The refinery’s rising output comes at a critical time when Nigeria is seeking to reduce the billions of dollars spent annually on fuel imports and conserve foreign exchange reserves. For decades, despite being one of Africa’s largest crude oil producers, Nigeria relied heavily on imported refined products due to inadequate domestic refining capacity.
Analysts say the increased production is already transforming the country’s downstream petroleum sector by ensuring a more stable supply of Premium Motor Spirit (PMS), commonly known as petrol, as well as diesel, aviation fuel, and other refined products.
“The refinery is gradually changing the dynamics of Nigeria’s fuel market,” said an energy analyst based in Lagos. “Higher production levels mean greater local availability of petroleum products, lower import dependence, and improved supply chain efficiency.”
The impact has been particularly evident in the petrol market, where increased local production has helped reduce pressure on fuel imports and improved product availability across the country. Industry operators note that the refinery’s growing output is also contributing to increased competition within the downstream sector.
Beyond the domestic market, the refinery has emerged as a significant exporter of refined products.
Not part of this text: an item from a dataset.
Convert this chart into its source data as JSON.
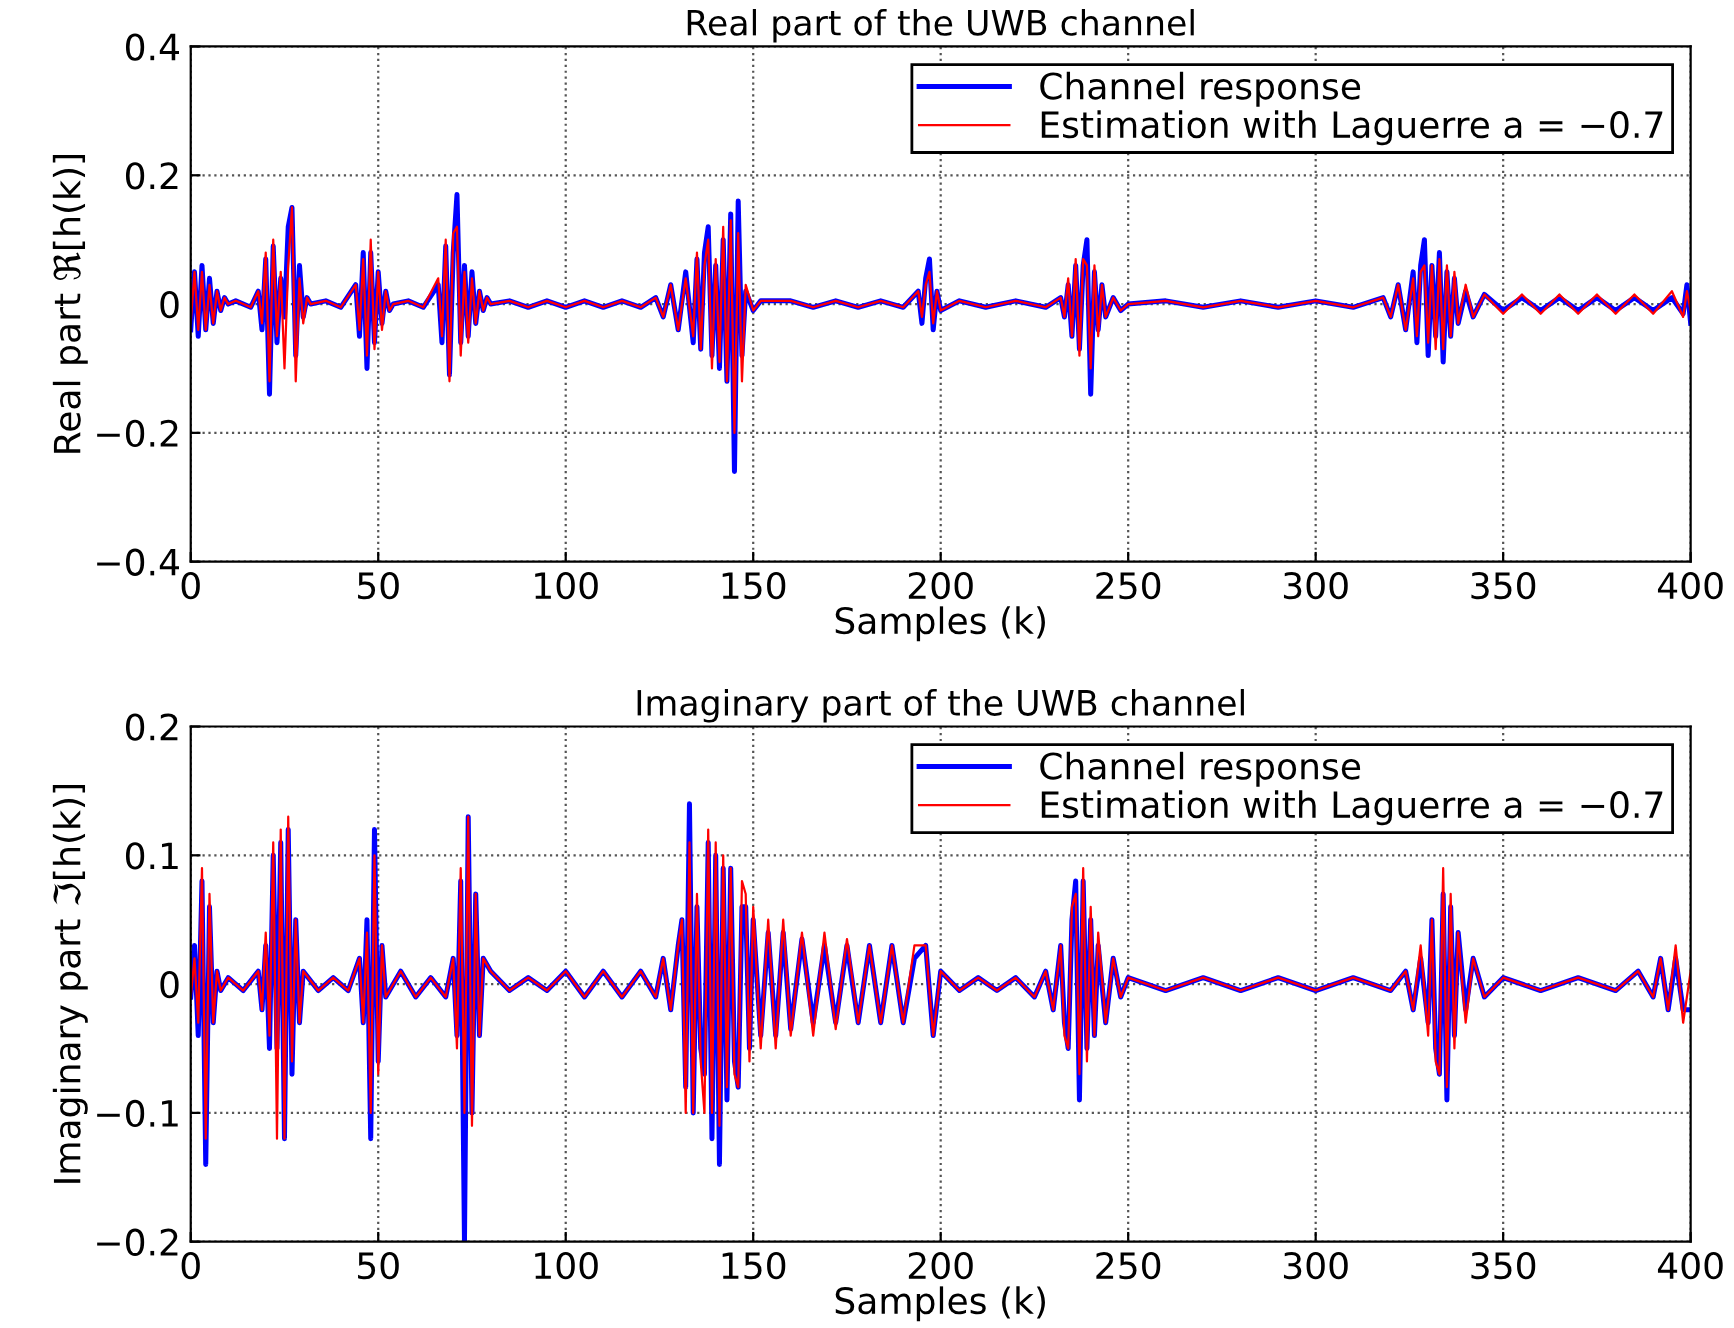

Recent shipments of aviation fuel, diesel, and other petroleum products to Europe, Asia, and other international destinations have strengthened Nigeria’s position as a major refining hub.
The refinery’s export activities are generating valuable foreign exchange earnings and helping to improve the country’s trade balance. Energy experts believe the facility could eventually transform Nigeria from a net importer of refined petroleum products into a major exporter.
The increase in production has also created fresh opportunities for local crude oil producers. With a large domestic refining facility requiring substantial feedstock, upstream operators now have an additional market for their crude production, potentially reducing exposure to international market volatility.
Economic analysts argue that the refinery’s operations could have far-reaching implications for Nigeria’s economy. Increased local refining capacity is expected to support industrial growth, create jobs, stimulate related industries, and reduce logistics costs associated with importing refined products.
The development is also viewed as a positive signal for investors, demonstrating Nigeria’s capacity to execute large-scale industrial projects capable of attracting global attention and investment.
However, experts note that sustaining high production levels will depend on consistent crude oil supply, efficient logistics infrastructure, regulatory stability, and continued collaboration between industry stakeholders and government agencies.
The refinery’s growing role in the domestic market has coincided with efforts by authorities to deepen reforms in the oil and gas sector, improve transparency, and encourage greater private-sector participation across the petroleum value chain.
Market observers believe that as production continues to increase, consumers could benefit from improved fuel availability and potentially more stable pricing, although global crude oil prices and foreign exchange movements will continue to influence market dynamics.
For Nigeria’s broader economy, the refinery represents a strategic asset capable of strengthening energy security, reducing import dependence, supporting foreign exchange earnings, and accelerating industrial development.
With production reportedly reaching 700,000 barrels per day, the Dangote Refinery is increasingly positioning itself as a cornerstone of Nigeria’s energy transformation agenda and a major player in the global refining landscape.